Last Updated: March 23, 2016
·
724
· cameron

Better Icon Fonts with Sass

When I think about all of the different ways I've made icons over the past dozen or so years, I start to feel a few different emotions. Old, primarily. But nostalgic? Hardly. We've come a long way, folks.

I'm Going to Talk About Obsolete Stuff For a While

In the (well, my) early days, if I wanted an icon that changed color on hover, I'd make two versions of an icon (icon_check.jpg, icon_check_hover.jpg), and then preload them with Javascript, to prevent my early-2000s-era Internet from causing the button to flicker on hover as the second image was loaded in. (Remember how MM_preloadimages() was on the body tag of half the Internet back then? Yeah, that.)

Swing on down to the heady days of 2004: A List Apart publishes an article on CSS sprites. That article changes everything. I start dropping every version of every icon into one gigantic image, each positioned via boatloads of background-position coordinates scattered throughout my CSS. Hooray for progress!

Fast forward a handful (okay, a lot) of years, and RETINA SCREENS appear. Congratulations, your icons now look like blurry crap! I sigh heavily, admit that spritesheets always felt kind of hacky anyway, and accept a future in which I must redraw every icon at @2x and even @3x sizes. So now instead of maintaining one spritesheet of 20 icons, I now maintain 40 separate images. Hooray, for, uh, progress?

Okay, This Is The Useful Part

But it's 2015, and thankfully, we've since moved on from those dark times. Icons are generally vector data now, allowing for unlimited rescaling and recoloring. Font Awesome and other prebuilt icon fonts are there for the taking, reducing a decade's worth of technical knowledge to semi-nostalgic-blog-post status.

I generally prefer to start from scratch on new projects rather than tossing in an entire icon library, and Fontastic has been our tool of choice for creating custom icon fonts. I'm not crazy about the CSS it spits out, though – the globs of repeating code it generates (a separate CSS class for each icon, etc. etc. is just begging for some Sass streamlining.

So let's go for it! First of all, characters map to icons, which is the perfect job for a Sass map:

$icons: (
  "plus": "a",
  "minus": "b",
  "email": "c",
  "arrow-right": "d"
);

Now that we've set up a map, each new icon is just a new line in the map. Everything else we're going to do can remain the same, which makes me happy.

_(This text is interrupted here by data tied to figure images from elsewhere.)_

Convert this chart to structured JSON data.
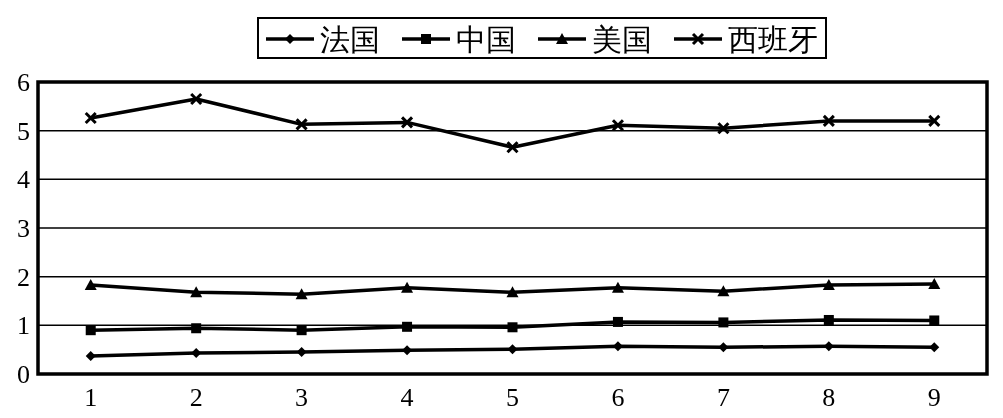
{
  "chart_data": {
    "type": "line",
    "categories": [
      "1",
      "2",
      "3",
      "4",
      "5",
      "6",
      "7",
      "8",
      "9"
    ],
    "series": [
      {
        "name": "法国",
        "color": "#000000",
        "marker": "diamond",
        "values": [
          0.37,
          0.43,
          0.45,
          0.49,
          0.51,
          0.57,
          0.55,
          0.57,
          0.55
        ]
      },
      {
        "name": "中国",
        "color": "#000000",
        "marker": "square",
        "values": [
          0.9,
          0.94,
          0.9,
          0.97,
          0.96,
          1.07,
          1.06,
          1.11,
          1.1
        ]
      },
      {
        "name": "美国",
        "color": "#000000",
        "marker": "triangle",
        "values": [
          1.83,
          1.68,
          1.64,
          1.77,
          1.68,
          1.77,
          1.7,
          1.83,
          1.85
        ]
      },
      {
        "name": "西班牙",
        "color": "#000000",
        "marker": "cross",
        "values": [
          5.26,
          5.65,
          5.13,
          5.17,
          4.66,
          5.11,
          5.05,
          5.2,
          5.2
        ]
      }
    ],
    "ylim": [
      0,
      6
    ],
    "yticks": [
      0,
      1,
      2,
      3,
      4,
      5,
      6
    ],
    "grid": "y",
    "legend": "top"
  }
}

Next up, here's a set of icon mixins that append the icon as either a :before or :after element, with the actual inclusion code abstracted into its own mixin in case we need to inject it in different ways:

// if we just need the content attribute

@mixin icon-content($icon) {
  content: map-get($icons, $icon);
}

// if we need the content attribute with our default styling

@mixin icon($icon) {
  display: inline-block;
  vertical-align: middle;
  text-transform: none;
  font-family: "my-sweet-icons";
  @include icon-content($icon);
  font-weight: normal;
}

// if we want it in a :before or :after, with some default spacing

@mixin icon-after($icon) {
  &:after {
    @include icon($icon);
    margin-left: 1rem;
  }
}

@mixin icon-before($icon) {
  &:before {
    @include icon($icon);
    margin-right: 1rem;
  }
}

And finally, let's generate a set of classes, for situations where we don't want to inject the icon directly via a mixin.

// generates .icon-plus, .icon-minus, and so on

@each $icon, $char in $icons {
  .icon-#{$icon} {
    @include icon-before($icon);
  }
}

There we are. Regardless of your chosen font generation method, this method allows you to update your icon font with a simple change to your $icons map, and allows you to drop in your icon at your leisure via mixin or class. Check back in 2020 when all of this becomes obsolete! We'll laugh and laugh, you and I.